Photo of the Carousel Bar in New Orleans by the author.

Regardless of your spiritual beliefs, I didn’t ask to be here. You might think of it as “having a baby,” but I view it as deciding that a whole new person has to pay taxes now. I’m living on a planet with spiders not of my own free will and I’m upset about it. And as I currently find myself without anyone to bitch to, I’ve decided that listening to me is now your job. See? You don’t like it when other people make decisions for you, either.

Here are various grievances that undoubtedly affect us all but since I don’t know all of you I’m going to assume that this shit bothers me more than anyone else alive. Feel free to add your own below.

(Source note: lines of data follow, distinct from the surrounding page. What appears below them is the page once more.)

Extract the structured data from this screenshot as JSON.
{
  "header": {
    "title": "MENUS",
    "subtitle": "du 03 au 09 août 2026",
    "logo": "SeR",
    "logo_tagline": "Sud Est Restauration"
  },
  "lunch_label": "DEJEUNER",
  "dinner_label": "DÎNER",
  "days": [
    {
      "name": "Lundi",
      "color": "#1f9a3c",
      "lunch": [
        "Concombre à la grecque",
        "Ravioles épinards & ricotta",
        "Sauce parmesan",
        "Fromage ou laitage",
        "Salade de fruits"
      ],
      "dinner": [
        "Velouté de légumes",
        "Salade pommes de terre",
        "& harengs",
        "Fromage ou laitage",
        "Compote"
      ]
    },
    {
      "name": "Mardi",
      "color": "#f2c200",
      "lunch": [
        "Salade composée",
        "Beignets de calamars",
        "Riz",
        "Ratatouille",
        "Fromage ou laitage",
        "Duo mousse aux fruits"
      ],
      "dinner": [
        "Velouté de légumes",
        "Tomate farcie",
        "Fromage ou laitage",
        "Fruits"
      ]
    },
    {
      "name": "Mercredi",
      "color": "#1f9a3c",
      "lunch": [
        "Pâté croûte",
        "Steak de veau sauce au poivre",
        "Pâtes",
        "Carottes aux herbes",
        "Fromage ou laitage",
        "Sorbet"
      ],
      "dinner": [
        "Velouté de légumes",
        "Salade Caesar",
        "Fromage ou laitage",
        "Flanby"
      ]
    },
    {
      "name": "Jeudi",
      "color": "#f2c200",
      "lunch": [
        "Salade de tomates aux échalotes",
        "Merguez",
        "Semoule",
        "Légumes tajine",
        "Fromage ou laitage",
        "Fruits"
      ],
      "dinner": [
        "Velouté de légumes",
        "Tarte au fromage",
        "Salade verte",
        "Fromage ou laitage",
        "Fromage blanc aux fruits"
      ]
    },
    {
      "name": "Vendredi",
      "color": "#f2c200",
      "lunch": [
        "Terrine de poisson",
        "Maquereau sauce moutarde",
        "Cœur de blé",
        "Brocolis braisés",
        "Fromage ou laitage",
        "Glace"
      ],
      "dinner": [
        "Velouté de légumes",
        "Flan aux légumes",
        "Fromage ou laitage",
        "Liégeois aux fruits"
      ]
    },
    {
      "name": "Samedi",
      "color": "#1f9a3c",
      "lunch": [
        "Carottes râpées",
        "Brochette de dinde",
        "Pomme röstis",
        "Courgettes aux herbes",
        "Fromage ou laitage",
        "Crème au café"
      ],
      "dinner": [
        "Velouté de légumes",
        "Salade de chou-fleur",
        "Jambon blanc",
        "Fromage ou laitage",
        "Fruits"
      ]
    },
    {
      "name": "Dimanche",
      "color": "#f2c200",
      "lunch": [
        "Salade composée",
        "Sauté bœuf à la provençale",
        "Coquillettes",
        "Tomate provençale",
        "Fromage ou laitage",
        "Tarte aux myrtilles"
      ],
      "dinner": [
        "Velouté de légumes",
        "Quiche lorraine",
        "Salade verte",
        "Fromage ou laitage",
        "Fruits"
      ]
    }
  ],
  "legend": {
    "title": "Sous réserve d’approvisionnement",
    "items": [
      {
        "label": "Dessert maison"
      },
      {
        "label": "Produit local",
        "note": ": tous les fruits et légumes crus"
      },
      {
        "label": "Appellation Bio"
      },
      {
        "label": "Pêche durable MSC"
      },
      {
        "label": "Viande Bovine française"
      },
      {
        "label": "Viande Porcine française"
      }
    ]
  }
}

  • The one solitary driblet of water that works its way down your sleeve, even if you’ve pushed said sleeve up to your fucking elbow, while you’re washing your face at the sink. And if you make a move to stop it, all you’ll do is spread more water AND soap.
  • Stepping on a droplet of water the moment after you put on a clean pair of socks.
  • Hand soap that squirts out in every direction possible other than into your hand which is placed precisely at the soap spout’s mouth.
  • When you highlight a sentence to delete and then on your way to the delete button everything BUT that sentence is highlighted instead for no fucking reason and you were moving quickly so it deletes and you’re just left with the shit you didn’t want in the first place.
  • When a fresh contact lens that you’ve literally just removed from the packaging somehow acquires a stowaway fiber fragment within the span of milliseconds as it travels on your fingertip to your eyeball , causing one of the most un-ignorable kinds of discomfort there is.
  • When I bake cookies the scent around my home is isolated to the kitchen only and lasts for about ten minutes but if I roast something with garlic my entire house stinks for a month.
  • When eye cream packaging reads “avoid eye area.”
  • Snagging clothing on anything such that it hinders your forward movement.
  • Drawers that will not stay closed and doors that will not stay open existing in the same fucking dwelling.